Gelatin Methacrylate Hydrogel Suitability for Soft Polymer Glioblastoma Cell Culture

Glioblastoma multiforme (GBM) is an aggressive, deadly form of brain cancer with a prognosis of approximately 12-15 months. This bleak prognosis can be attributed to the ineffectiveness of current GBM treatment methods, which can be slow, painful, and expensive for patients. Advanced tissue and polymer engineering provide alternative avenues to improve GBM research, treatment, and therapy through the enhancement of organoid technology. In short, organoids are miniature organs grown in a dish and developed from stem cells that are induced into differentiation, typically through mechanical signaling from an extracellular scaffold such as a hydrogel. Conventionally, GBM stem cells are grown in vitro using tissue culture flasks made of polystyrene (TCPS). In this form, polystyrene is a hard plastic with a stiffness seven orders of magnitude greater than that of human brain tissue.
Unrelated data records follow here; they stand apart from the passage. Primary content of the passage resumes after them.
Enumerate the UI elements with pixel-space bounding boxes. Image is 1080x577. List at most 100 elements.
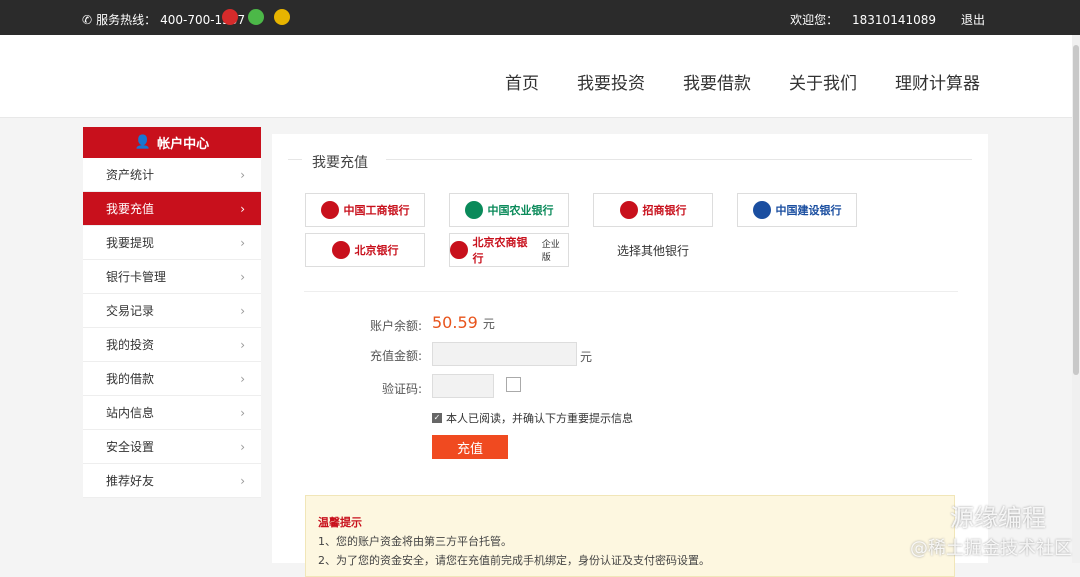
nav-borrow[interactable]: 我要借款: [683, 69, 751, 94]
sidebar-item-label: 银行卡管理: [106, 270, 167, 284]
bank-logo-icon: [331, 241, 350, 259]
sidebar-item-label: 我要提现: [106, 236, 155, 250]
bank-name: 北京银行: [354, 244, 399, 257]
sidebar-item[interactable]: 我的借款 ›: [83, 362, 261, 396]
sidebar-list: 资产统计 › 我要充值 › 我要提现 › 银行卡管理 › 交易记录 › 我的投资 › 我的借款 › 站内信息…: [83, 158, 261, 498]
captcha-label: 验证码:: [381, 382, 422, 396]
sidebar-item[interactable]: 安全设置 ›: [83, 430, 261, 464]
hotline-label: 服务热线：: [96, 13, 157, 27]
bank-logo-icon: [464, 201, 483, 219]
welcome-label: 欢迎您：: [790, 13, 839, 27]
sidebar-item-label: 我要充值: [106, 202, 155, 216]
hotline: ✆ 服务热线： 400-700-1307: [82, 11, 245, 28]
agree-checkbox[interactable]: ✓ 本人已阅读，并确认下方重要提示信息: [432, 410, 633, 426]
tips-box: 温馨提示 1、您的账户资金将由第三方平台托管。 2、为了您的资金安全，请您在充值…: [305, 495, 955, 577]
main-nav: 首页 我要投资 我要借款 关于我们 理财计算器: [505, 69, 980, 94]
tips-line-1: 1、您的账户资金将由第三方平台托管。: [318, 535, 512, 548]
scroll-thumb[interactable]: [1073, 45, 1079, 375]
sidebar-header: 👤 帐户中心: [83, 127, 261, 158]
bank-option[interactable]: 北京银行: [305, 233, 425, 267]
sidebar-title: 帐户中心: [157, 137, 210, 152]
sidebar-item-label: 我的借款: [106, 372, 155, 386]
main-content: 我要充值 中国工商银行 中国农业银行 招商银行 中国建设银行北京银行 北京农商银行 企业版…: [272, 134, 988, 577]
balance-amount: 50.59: [432, 313, 478, 332]
sidebar-item-label: 推荐好友: [106, 474, 155, 488]
social-links: [222, 9, 290, 25]
tips-line-2: 2、为了您的资金安全，请您在充值前完成手机绑定，身份认证及支付密码设置。: [318, 554, 710, 567]
captcha-input[interactable]: [432, 374, 494, 398]
sidebar-item[interactable]: 资产统计 ›: [83, 158, 261, 192]
sidebar-item-label: 站内信息: [106, 406, 155, 420]
bank-name: 中国建设银行: [775, 204, 842, 217]
chevron-right-icon: ›: [240, 269, 245, 284]
bank-logo-icon: [450, 241, 468, 259]
nav-calculator[interactable]: 理财计算器: [895, 69, 980, 94]
sidebar-item-label: 资产统计: [106, 168, 155, 182]
sidebar-item-label: 安全设置: [106, 440, 155, 454]
balance-unit: 元: [482, 317, 495, 331]
bank-name: 中国工商银行: [343, 204, 410, 217]
sidebar-item[interactable]: 推荐好友 ›: [83, 464, 261, 498]
chevron-right-icon: ›: [240, 303, 245, 318]
bank-option[interactable]: 招商银行: [593, 193, 713, 227]
amount-input[interactable]: [432, 342, 577, 366]
bank-logo-icon: [320, 201, 339, 219]
bank-option[interactable]: 中国工商银行: [305, 193, 425, 227]
user-icon: 👤: [134, 135, 152, 150]
nav-about[interactable]: 关于我们: [789, 69, 857, 94]
amount-unit: 元: [580, 350, 593, 364]
chevron-right-icon: ›: [240, 439, 245, 454]
amount-label: 充值金额:: [369, 349, 422, 363]
bank-name: 北京农商银行: [472, 236, 528, 265]
weibo-icon[interactable]: [222, 9, 238, 25]
top-bar: ✆ 服务热线： 400-700-1307 欢迎您： 18310141089 退出: [0, 0, 1080, 35]
sidebar-item[interactable]: 我要提现 ›: [83, 226, 261, 260]
watermark-sub: @稀土掘金技术社区: [910, 538, 1072, 559]
sidebar-item[interactable]: 站内信息 ›: [83, 396, 261, 430]
sidebar-item[interactable]: 我的投资 ›: [83, 328, 261, 362]
chevron-right-icon: ›: [240, 201, 245, 216]
phone-icon: ✆: [82, 12, 93, 27]
wechat-icon[interactable]: [248, 9, 264, 25]
title-divider: [288, 159, 972, 160]
chevron-right-icon: ›: [240, 473, 245, 488]
nav-home[interactable]: 首页: [505, 69, 539, 94]
other-bank-link[interactable]: 选择其他银行: [617, 242, 689, 259]
chevron-right-icon: ›: [240, 337, 245, 352]
page-title: 我要充值: [312, 155, 368, 171]
nav-invest[interactable]: 我要投资: [577, 69, 645, 94]
bank-name: 中国农业银行: [487, 204, 554, 217]
page-scrollbar[interactable]: [1072, 35, 1080, 563]
recharge-button[interactable]: 充值: [432, 435, 508, 459]
balance-label: 账户余额:: [369, 319, 422, 333]
checkbox-icon[interactable]: ✓: [432, 413, 442, 423]
chevron-right-icon: ›: [240, 167, 245, 182]
divider: [304, 291, 958, 292]
bank-logo-icon: [752, 201, 771, 219]
username: 18310141089: [852, 13, 936, 27]
sidebar-item[interactable]: 银行卡管理 ›: [83, 260, 261, 294]
watermark: 源缘编程: [950, 504, 1046, 532]
captcha-image[interactable]: [506, 377, 521, 392]
sidebar-item-label: 交易记录: [106, 304, 155, 318]
account-sidebar: 👤 帐户中心 资产统计 › 我要充值 › 我要提现 › 银行卡管理 › 交易记录 › 我的投资 › 我的…: [83, 127, 261, 498]
bank-option[interactable]: 中国建设银行: [737, 193, 857, 227]
site-header: 首页 我要投资 我要借款 关于我们 理财计算器: [0, 35, 1080, 118]
qq-icon[interactable]: [274, 9, 290, 25]
sidebar-item[interactable]: 我要充值 ›: [83, 192, 261, 226]
chevron-right-icon: ›: [240, 235, 245, 250]
sidebar-item-label: 我的投资: [106, 338, 155, 352]
sidebar-item[interactable]: 交易记录 ›: [83, 294, 261, 328]
bank-logo-icon: [619, 201, 638, 219]
bank-option[interactable]: 北京农商银行 企业版: [449, 233, 569, 267]
bank-sub: 企业版: [541, 240, 560, 263]
balance-value: 50.59 元: [432, 313, 495, 332]
user-info: 欢迎您： 18310141089: [790, 11, 936, 28]
agree-text: 本人已阅读，并确认下方重要提示信息: [446, 412, 633, 425]
chevron-right-icon: ›: [240, 405, 245, 420]
logout-link[interactable]: 退出: [961, 11, 985, 28]
bank-name: 招商银行: [642, 204, 687, 217]
bank-option[interactable]: 中国农业银行: [449, 193, 569, 227]
tips-title: 温馨提示: [318, 516, 362, 529]
chevron-right-icon: ›: [240, 371, 245, 386]
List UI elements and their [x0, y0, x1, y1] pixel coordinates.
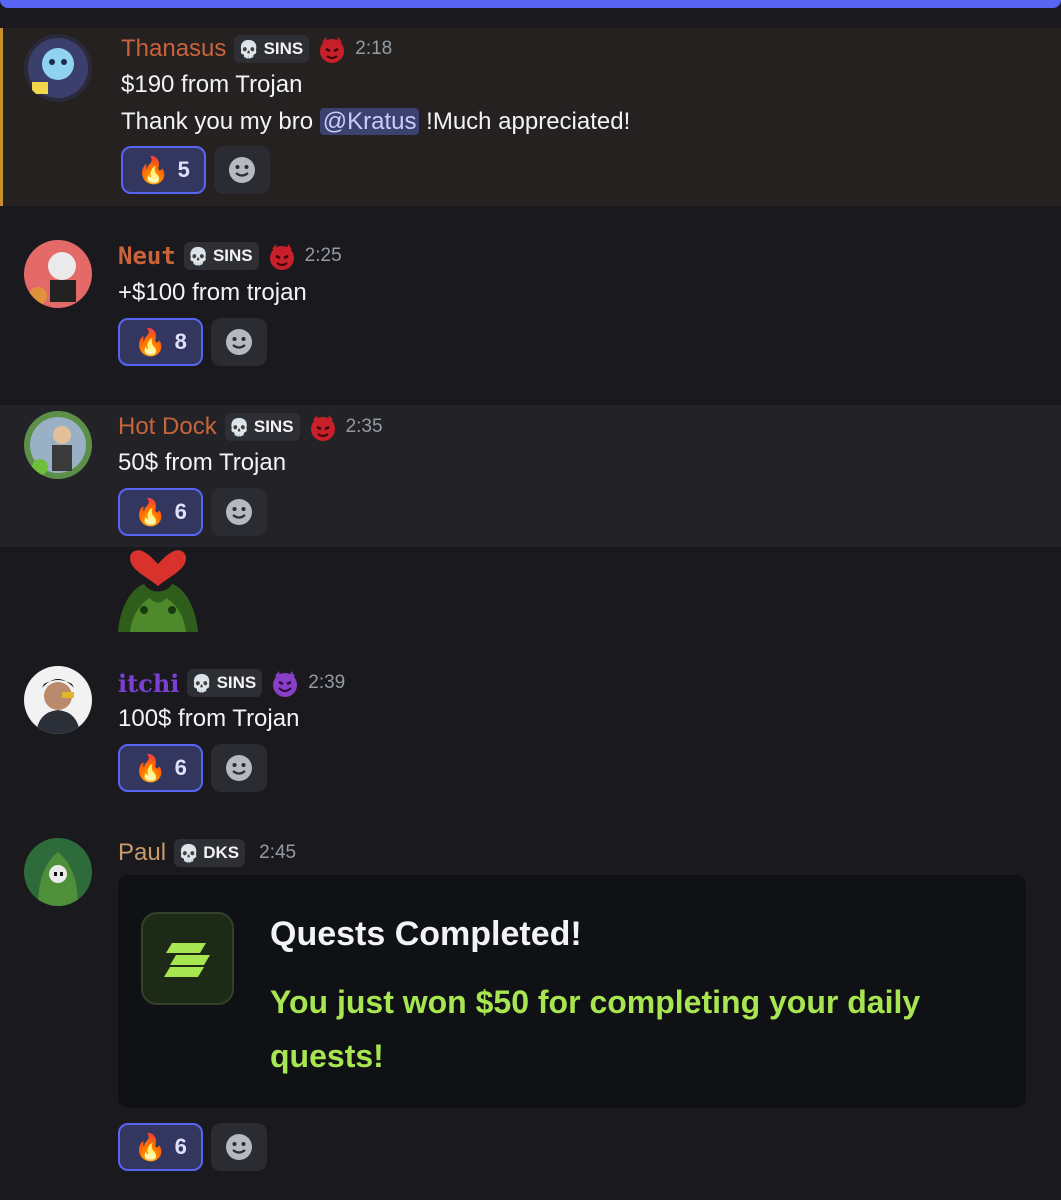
reaction-count: 6	[174, 499, 187, 524]
skull-icon: 💀	[187, 246, 209, 266]
timestamp[interactable]: 2:35	[346, 416, 383, 438]
embed-description: You just won $50 for completing your dai…	[270, 984, 921, 1074]
clan-tag-label: SINS	[216, 673, 257, 692]
username[interactable]: Thanasus	[121, 35, 226, 63]
add-reaction-button[interactable]	[211, 488, 267, 536]
message-neut[interactable]: Neut 💀 SINS 2:25 +$100 from trojan 🔥 8	[0, 228, 1061, 393]
reaction-bar: 🔥 5	[121, 146, 270, 194]
clan-tag[interactable]: 💀 SINS	[183, 242, 259, 270]
fire-reaction[interactable]: 🔥 6	[118, 1123, 203, 1171]
add-reaction-button[interactable]	[211, 1123, 267, 1171]
clan-tag-label: DKS	[203, 843, 240, 862]
avatar-paul[interactable]	[24, 838, 92, 906]
user-mention[interactable]: @Kratus	[319, 108, 420, 135]
reaction-bar: 🔥 8	[118, 318, 267, 366]
quest-embed-card[interactable]: Quests Completed! You just won $50 for c…	[118, 875, 1026, 1108]
fire-icon: 🔥	[134, 327, 167, 357]
purple-devil-icon	[270, 668, 300, 698]
avatar-neut[interactable]	[24, 240, 92, 308]
reaction-bar: 🔥 6	[118, 488, 267, 536]
timestamp[interactable]: 2:45	[259, 842, 296, 864]
clan-tag[interactable]: 💀 DKS	[174, 839, 246, 867]
clan-tag-label: SINS	[263, 39, 304, 58]
message-text-line1: 100$ from Trojan	[118, 705, 300, 732]
red-devil-icon	[267, 241, 297, 271]
avatar-thanasus[interactable]	[24, 34, 92, 102]
timestamp[interactable]: 2:18	[355, 38, 392, 60]
reaction-count: 8	[174, 329, 187, 354]
red-devil-icon	[317, 34, 347, 64]
fire-reaction[interactable]: 🔥 8	[118, 318, 203, 366]
smiley-icon	[226, 755, 252, 781]
fire-icon: 🔥	[134, 497, 167, 527]
app-logo-icon	[141, 912, 234, 1005]
avatar-itchi[interactable]	[24, 666, 92, 734]
skull-icon: 💀	[238, 39, 260, 59]
username[interactable]: Neut	[118, 242, 176, 270]
fire-reaction[interactable]: 🔥 6	[118, 488, 203, 536]
embed-title: Quests Completed!	[270, 915, 582, 953]
top-accent-bar	[0, 0, 1061, 8]
message-hot-dock[interactable]: Hot Dock 💀 SINS 2:35 50$ from Trojan 🔥 6	[0, 405, 1061, 547]
username[interactable]: Paul	[118, 839, 166, 867]
smiley-icon	[226, 499, 252, 525]
skull-icon: 💀	[228, 417, 250, 437]
clan-tag[interactable]: 💀 SINS	[187, 669, 263, 697]
skull-icon: 💀	[191, 673, 213, 693]
add-reaction-button[interactable]	[214, 146, 270, 194]
message-text-post: !Much appreciated!	[419, 108, 631, 135]
timestamp[interactable]: 2:39	[308, 672, 345, 694]
message-thanasus[interactable]: Thanasus 💀 SINS 2:18 $190 from Trojan Tha…	[0, 28, 1061, 206]
clan-tag-label: SINS	[253, 417, 294, 436]
red-devil-icon	[308, 412, 338, 442]
clan-tag-label: SINS	[212, 246, 253, 265]
fire-reaction[interactable]: 🔥 6	[118, 744, 203, 792]
reaction-bar: 🔥 6	[118, 744, 267, 792]
reaction-count: 6	[174, 755, 187, 780]
reaction-count: 5	[177, 157, 190, 182]
clan-tag[interactable]: 💀 SINS	[234, 35, 310, 63]
message-text-line1: 50$ from Trojan	[118, 449, 287, 476]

Additionally, TCPS does not accurately depict the highly heterogenous tumor microenvironment (TME) of GBM. This project explores the mechanical properties of gelatin methacrylate (GelMA) and its compatibility with GBM organoids. GelMA was selected due to its cost efficiency, biocompatibility, and controllable stiffness. Samples of 3%, 5%, and 7% weight/volume GelMA hydrogels were synthesized using 3D-bioprinting techniques. Samples were mechanically characterized using various methods, including enzymatic degradation tests, fluid swell tests, and rheological testing, to determine which weight/volume percent exhibited a stiffness most similar to that of human brain tissue. Based on rheological testing, 5% weight/volume GelMA hydrogel was most similar to native brain tissue and is likely the best candidate for in vitro culture of GBM tumor cells in the presence of soft biopolymers. In conclusion, soft polymers like GelMA can closely model tumor microenvironments and improve cell culture conditions to further advance GBM organoid technology.